Stu Bykofsky: Taxes? We need stinking taxes
TA-DA! TODAY is Tax Day, the deadline for submitting your boring 1040, happily seeking a refund or grudgingly sending your cash into the U.S. Treasury.
TA-DA! TODAY is Tax Day, the deadline for submitting your boring 1040, happily seeking a refund or grudgingly sending your cash into the U.S. Treasury.
You may not like hearing this, but your personal federal income tax is too low. Mine, too, even though the check I just mailed in could have financed a month's vacation on the Italian Riviera.
The Daily News/Inquirer Building is 18 stories high and I feel like I have just jumped off it. If I haven't, some tea-party friends will be happy to give me a friendly, brotherly shove.
But before anyone commits columnicide, let me have my last words, globally and individually.
The U.S. top tax bracket of 35 percent is low compared with other industrialized nations' (2005 figures): Denmark, 59 percent; Netherlands, 52; Australia, 45; France, 50; Germany, 45; Italy, 43; Japan, 40. They pay additional local taxes, and so do we.
But who cares about them foreigners anyway?
This is America; we do things our own way. That's why they use metric and we use the um, er, whatchamacallit system.
So let's go local for a historical look at top U.S. income-tax rates.
Do you know, or do you remember, the top rate was 91 percent during the Eisenhower years? Yes - 91 percent! Is that ancient history?
Ronald Reagan is not and when he took office in 1981, he cut the top rate - which was in the 70s - to 50 percent, 15 points higher than today.
Am I being, like, a total Marxist tool to suggest we would survive if we returned the top rate to what it was under Saint Ronald?
Any hike would not affect the 47 percent of American households' paying no income tax at all. (They may be paying local and state taxes and Social Security.) Half of us are pulling the wagon while half of us are riding in it. To turn a Revolutionary phrase around, is that representation without taxation?
Is that democratic? Is that smart? With no skin in the game, the 47 percent can ask for the moon because when the debt piles up higher than Everest, they won't have to pay for it.
Before the leftist/progressive/ humanitarians go bonkers, I wouldn't add a tax burden to the poverty-stricken or working poor. My tax lasso would snare those at the heavy end of the scale, Americans "earning" so much money they couldn't spend it all if they had the longevity of a tortoise.
I use "earning" in quotes because I don't consider millions derived from swapping "derivatives" back and forth to be "earned," not the way a steamfitter or a nurse really earns money.

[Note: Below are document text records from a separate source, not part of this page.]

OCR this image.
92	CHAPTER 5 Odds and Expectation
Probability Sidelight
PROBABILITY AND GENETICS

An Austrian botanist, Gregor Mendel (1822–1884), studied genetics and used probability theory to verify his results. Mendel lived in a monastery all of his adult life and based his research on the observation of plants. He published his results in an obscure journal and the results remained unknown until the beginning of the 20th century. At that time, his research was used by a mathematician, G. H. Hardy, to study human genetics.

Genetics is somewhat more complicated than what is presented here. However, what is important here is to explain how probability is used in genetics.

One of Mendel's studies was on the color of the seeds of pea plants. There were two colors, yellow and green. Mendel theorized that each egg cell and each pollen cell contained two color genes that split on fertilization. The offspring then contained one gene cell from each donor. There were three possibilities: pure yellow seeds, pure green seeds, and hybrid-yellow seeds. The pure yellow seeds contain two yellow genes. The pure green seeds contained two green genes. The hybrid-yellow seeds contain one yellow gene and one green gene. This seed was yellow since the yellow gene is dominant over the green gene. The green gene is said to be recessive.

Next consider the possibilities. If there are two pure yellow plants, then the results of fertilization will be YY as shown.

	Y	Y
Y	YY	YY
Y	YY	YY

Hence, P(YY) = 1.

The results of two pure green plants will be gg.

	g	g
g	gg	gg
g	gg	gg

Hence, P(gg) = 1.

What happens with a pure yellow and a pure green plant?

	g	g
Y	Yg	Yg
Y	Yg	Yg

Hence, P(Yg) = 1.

Before the right/reactionary/budget bears go bonkers, while a 50 percent top tax rate seems high (but it's the Reagan Rate), it will help clear our debts. A Quinnipiac Poll last month said 72 percent of Americans - including 56 percent of Republicans - think those making more than $1 million should pay more than they do.

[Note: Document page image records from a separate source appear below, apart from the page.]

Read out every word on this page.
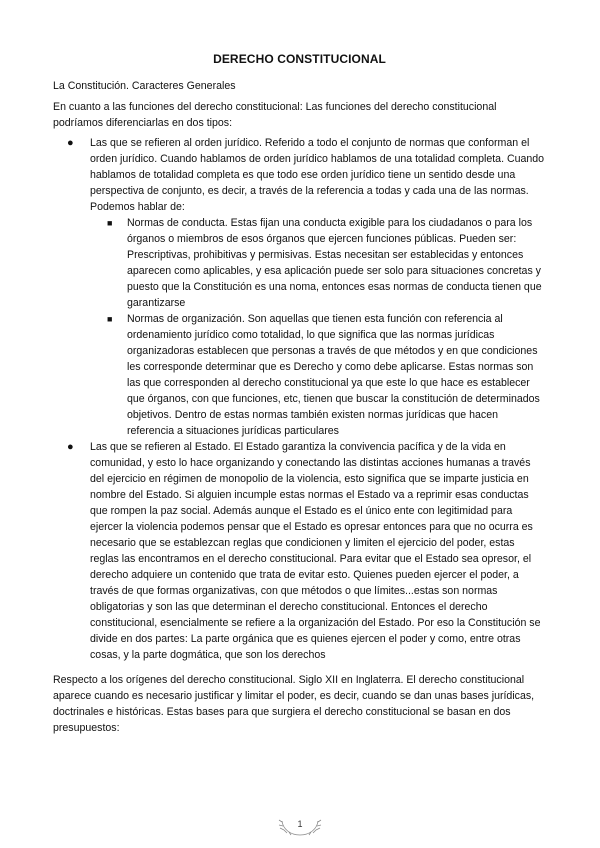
DERECHO CONSTITUCIONAL

La Constitución. Caracteres Generales

En cuanto a las funciones del derecho constitucional: Las funciones del derecho constitucional podríamos diferenciarlas en dos tipos:

● Las que se refieren al orden jurídico. Referido a todo el conjunto de normas que conforman el orden jurídico. Cuando hablamos de orden jurídico hablamos de una totalidad completa. Cuando hablamos de totalidad completa es que todo ese orden jurídico tiene un sentido desde una perspectiva de conjunto, es decir, a través de la referencia a todas y cada una de las normas. Podemos hablar de:
■ Normas de conducta. Estas fijan una conducta exigible para los ciudadanos o para los órganos o miembros de esos órganos que ejercen funciones públicas. Pueden ser: Prescriptivas, prohibitivas y permisivas. Estas necesitan ser establecidas y entonces aparecen como aplicables, y esa aplicación puede ser solo para situaciones concretas y puesto que la Constitución es una noma, entonces esas normas de conducta tienen que garantizarse
■ Normas de organización. Son aquellas que tienen esta función con referencia al ordenamiento jurídico como totalidad, lo que significa que las normas jurídicas organizadoras establecen que personas a través de que métodos y en que condiciones les corresponde determinar que es Derecho y como debe aplicarse. Estas normas son las que corresponden al derecho constitucional ya que este lo que hace es establecer que órganos, con que funciones, etc, tienen que buscar la constitución de determinados objetivos. Dentro de estas normas también existen normas jurídicas que hacen referencia a situaciones jurídicas particulares
● Las que se refieren al Estado. El Estado garantiza la convivencia pacífica y de la vida en comunidad, y esto lo hace organizando y conectando las distintas acciones humanas a través del ejercicio en régimen de monopolio de la violencia, esto significa que se imparte justicia en nombre del Estado. Si alguien incumple estas normas el Estado va a reprimir esas conductas que rompen la paz social. Además aunque el Estado es el único ente con legitimidad para ejercer la violencia podemos pensar que el Estado es opresar entonces para que no ocurra es necesario que se establezcan reglas que condicionen y limiten el ejercicio del poder, estas reglas las encontramos en el derecho constitucional. Para evitar que el Estado sea opresor, el derecho adquiere un contenido que trata de evitar esto. Quienes pueden ejercer el poder, a través de que formas organizativas, con que métodos o que límites...estas son normas obligatorias y son las que determinan el derecho constitucional. Entonces el derecho constitucional, esencialmente se refiere a la organización del Estado. Por eso la Constitución se divide en dos partes: La parte orgánica que es quienes ejercen el poder y como, entre otras cosas, y la parte dogmática, que son los derechos

Respecto a los orígenes del derecho constitucional. Siglo XII en Inglaterra. El derecho constitucional aparece cuando es necesario justificar y limitar el poder, es decir, cuando se dan unas bases jurídicas, doctrinales e históricas. Estas bases para que surgiera el derecho constitucional se basan en dos presupuestos:

1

I respect tea-party ideals, but their goals are contradictory: Lower taxes and debt reduction.
We need higher taxes to help reduce the debt, but taxes alone won't pull us from the financial quicksand. Government spending and entitlements have to be cut. What that looks like is going on right now in New Jersey. It ain't pretty.
The U.S. is staring at trillions of future debt. The way Americans have almost always operated is for one generation to leave a richer, stronger country for our heirs. How dare we transfer crushing debt to our children and grandchildren?
To answer the question that is floating in some minds, I am in the 25 percent bracket and, yes, I can stand a modest tax increase.
The responsible thing is for us to clean up the mess we have made. If that means higher taxes, and fewer government gum drops, it sometimes takes bitter medicine to get us back to health.